The ground is frozen now. It might still be possible to get a fencepost down, but I am not sure I’ll be able to find out for sure. We performed a flurry of fencing last week and might have moved onto the next thing now. It happens: farmer attention spans are not consistently long or short. The post-hole auger is still on the tractor, however, so obviously we are unwilling to commit completely on that issue.
Be that as it may, my frozen fingers are telling me that winter is just about here. All that is missing is that big snow storm. One wonders when the first wallop of winter will hit.
Not that I have frozen fingers right now of course, ensconced as I am at my nice, warm desk where I intend to be a lot more in the coming weeks. It’s time to balance the scales a little in terms of computer usage. I have to do my part to keep the per capita screen time numbers up. In the summer, I can count on about 60 minutes per week. In the winter, I can aim for something more — 60 minutes a day, perhaps. Imagine what I could do in that amount of time. A lot, if there was no internet.
Internet there is, however, and I am a keen user.
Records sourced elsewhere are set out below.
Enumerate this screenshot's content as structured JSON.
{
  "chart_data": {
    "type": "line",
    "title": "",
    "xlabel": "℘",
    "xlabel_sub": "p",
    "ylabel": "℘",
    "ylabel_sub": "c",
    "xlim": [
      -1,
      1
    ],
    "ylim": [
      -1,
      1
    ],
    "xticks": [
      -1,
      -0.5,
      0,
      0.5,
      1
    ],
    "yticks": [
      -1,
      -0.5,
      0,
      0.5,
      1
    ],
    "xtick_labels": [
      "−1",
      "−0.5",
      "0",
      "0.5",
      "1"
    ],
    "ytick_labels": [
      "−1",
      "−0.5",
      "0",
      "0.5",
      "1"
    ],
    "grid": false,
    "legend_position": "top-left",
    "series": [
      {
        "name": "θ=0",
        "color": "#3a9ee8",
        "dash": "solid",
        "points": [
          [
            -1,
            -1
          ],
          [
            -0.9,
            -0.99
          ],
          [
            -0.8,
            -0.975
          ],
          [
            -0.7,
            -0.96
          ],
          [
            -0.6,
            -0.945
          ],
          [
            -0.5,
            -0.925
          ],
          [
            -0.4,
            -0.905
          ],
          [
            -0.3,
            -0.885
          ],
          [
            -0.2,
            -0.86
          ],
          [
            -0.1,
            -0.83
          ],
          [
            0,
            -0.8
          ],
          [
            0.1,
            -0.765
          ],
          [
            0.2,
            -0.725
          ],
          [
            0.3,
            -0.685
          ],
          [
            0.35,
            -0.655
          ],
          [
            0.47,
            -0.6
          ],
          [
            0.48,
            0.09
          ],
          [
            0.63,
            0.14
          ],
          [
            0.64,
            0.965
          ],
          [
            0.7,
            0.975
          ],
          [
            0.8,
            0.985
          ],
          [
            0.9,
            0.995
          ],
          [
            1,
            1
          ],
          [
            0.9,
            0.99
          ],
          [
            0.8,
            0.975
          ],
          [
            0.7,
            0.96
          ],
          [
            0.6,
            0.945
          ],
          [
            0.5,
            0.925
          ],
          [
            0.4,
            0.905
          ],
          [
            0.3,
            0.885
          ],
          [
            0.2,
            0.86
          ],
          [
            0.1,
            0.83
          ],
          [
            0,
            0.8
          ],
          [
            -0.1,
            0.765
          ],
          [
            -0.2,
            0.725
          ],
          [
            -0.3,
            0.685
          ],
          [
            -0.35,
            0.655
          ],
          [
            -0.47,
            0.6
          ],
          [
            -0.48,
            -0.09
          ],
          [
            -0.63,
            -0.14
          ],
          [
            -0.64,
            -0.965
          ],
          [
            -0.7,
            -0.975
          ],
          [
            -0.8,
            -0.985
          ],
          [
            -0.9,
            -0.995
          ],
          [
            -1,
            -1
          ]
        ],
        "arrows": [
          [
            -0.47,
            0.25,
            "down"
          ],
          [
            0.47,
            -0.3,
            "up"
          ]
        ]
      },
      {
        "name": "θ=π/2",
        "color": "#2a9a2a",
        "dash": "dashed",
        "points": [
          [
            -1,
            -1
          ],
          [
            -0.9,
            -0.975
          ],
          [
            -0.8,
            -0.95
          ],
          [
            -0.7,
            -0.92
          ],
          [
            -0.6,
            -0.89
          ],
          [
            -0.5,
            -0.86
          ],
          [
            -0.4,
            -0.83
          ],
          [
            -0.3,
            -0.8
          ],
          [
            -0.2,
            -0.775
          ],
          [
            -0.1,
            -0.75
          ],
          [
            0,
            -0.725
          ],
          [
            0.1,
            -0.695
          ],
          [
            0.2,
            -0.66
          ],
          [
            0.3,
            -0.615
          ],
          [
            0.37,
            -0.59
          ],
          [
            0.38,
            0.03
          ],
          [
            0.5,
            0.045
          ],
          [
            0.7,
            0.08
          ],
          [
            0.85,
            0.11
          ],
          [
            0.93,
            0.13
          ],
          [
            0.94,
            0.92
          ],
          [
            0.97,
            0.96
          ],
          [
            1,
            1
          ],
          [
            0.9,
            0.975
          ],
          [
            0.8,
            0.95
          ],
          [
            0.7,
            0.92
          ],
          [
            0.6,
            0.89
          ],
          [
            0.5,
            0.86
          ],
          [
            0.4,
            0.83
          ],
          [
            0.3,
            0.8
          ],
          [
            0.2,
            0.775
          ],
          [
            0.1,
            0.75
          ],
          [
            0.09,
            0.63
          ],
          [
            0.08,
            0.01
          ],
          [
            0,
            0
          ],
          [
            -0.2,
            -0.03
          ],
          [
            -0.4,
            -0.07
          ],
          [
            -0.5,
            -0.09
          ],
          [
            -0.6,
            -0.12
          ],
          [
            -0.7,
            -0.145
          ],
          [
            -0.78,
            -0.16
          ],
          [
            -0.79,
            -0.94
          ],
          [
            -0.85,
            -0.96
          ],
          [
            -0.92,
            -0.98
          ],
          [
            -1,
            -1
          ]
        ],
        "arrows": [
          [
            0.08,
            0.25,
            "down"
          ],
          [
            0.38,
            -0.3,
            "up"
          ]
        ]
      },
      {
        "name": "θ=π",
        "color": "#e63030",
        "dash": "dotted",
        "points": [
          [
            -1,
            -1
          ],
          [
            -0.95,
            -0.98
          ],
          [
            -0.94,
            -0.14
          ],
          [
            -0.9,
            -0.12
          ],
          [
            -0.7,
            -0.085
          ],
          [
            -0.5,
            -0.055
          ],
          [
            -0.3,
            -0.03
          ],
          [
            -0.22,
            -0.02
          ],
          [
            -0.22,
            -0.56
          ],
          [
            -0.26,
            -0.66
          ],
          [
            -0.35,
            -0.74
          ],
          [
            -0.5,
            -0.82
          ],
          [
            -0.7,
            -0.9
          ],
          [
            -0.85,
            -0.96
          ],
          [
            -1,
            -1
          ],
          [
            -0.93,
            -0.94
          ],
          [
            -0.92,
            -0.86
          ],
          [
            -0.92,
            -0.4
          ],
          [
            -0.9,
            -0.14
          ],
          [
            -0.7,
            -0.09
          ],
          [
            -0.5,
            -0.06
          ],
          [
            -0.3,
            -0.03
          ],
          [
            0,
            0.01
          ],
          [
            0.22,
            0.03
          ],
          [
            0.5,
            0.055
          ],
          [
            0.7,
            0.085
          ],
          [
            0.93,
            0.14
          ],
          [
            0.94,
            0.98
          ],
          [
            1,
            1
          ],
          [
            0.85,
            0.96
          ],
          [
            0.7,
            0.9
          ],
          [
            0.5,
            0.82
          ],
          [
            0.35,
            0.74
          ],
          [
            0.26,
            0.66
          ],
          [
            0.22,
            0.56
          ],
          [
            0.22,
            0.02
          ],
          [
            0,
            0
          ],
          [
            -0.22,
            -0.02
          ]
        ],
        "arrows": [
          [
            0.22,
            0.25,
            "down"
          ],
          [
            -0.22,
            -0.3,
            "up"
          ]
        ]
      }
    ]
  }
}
It is distracting me right this minute, as a matter of fact, as I dart off to check a website I haven’t been on for months: The Cornucopia Institute. There are a few past newsletters I would like to read, including an interesting article on the “organic is too expensive” theme. Not that there is much to be done about that issue. It’s not like we are going to charge less and then do without Christmas presents or anything.
Gone again. This time, what was supposed to be a quick foray to checks dates for the potato conference in Washington that I would like to attend is sidetracked by the national convention website, this year being held in Texas where the keynote speaker is an MLB pitcher and almost every session is sponsored by a chemical company. It also has a “women in the potato industry” reception. I imagine feeling insecure in a room full of well-dressed agricultural executives. Not keen.
I am particularly interested in the trade show portions of these events. We don’t use chemicals, and as most of the sessions are about chemical selection — alternating between “crop protection” chemical effectiveness studies and suggestions on what to do when crops, weeds and pests seem resistant to those chemicals — I instead choose to wander through acres of equipment on display.
Skipping as I am now through a few more potato organization websites leads me to the conclusion that the issues of the day facing big, conventional potato growers are chemical resistance and regulatory burdens. We have just begun to scratch the surface of selling seed potatoes, so I can confirm that there is a lot more to it than just announcing the intention.
I think I might skip conventions this year. I could save up for the 2015 9th World Potato Congress in Beijing. Or, look at this one, the International Potato Technology Expo held in Prince Edward Island. Predictably, my pulse quickens at the thought of visiting the earthly throne of the spud and I execute a quick click to see about flights, the cost for which return my flights of fancy to earth with a gentle, firm bump.
This darned Internet: it has completely hi-jacked my article this week.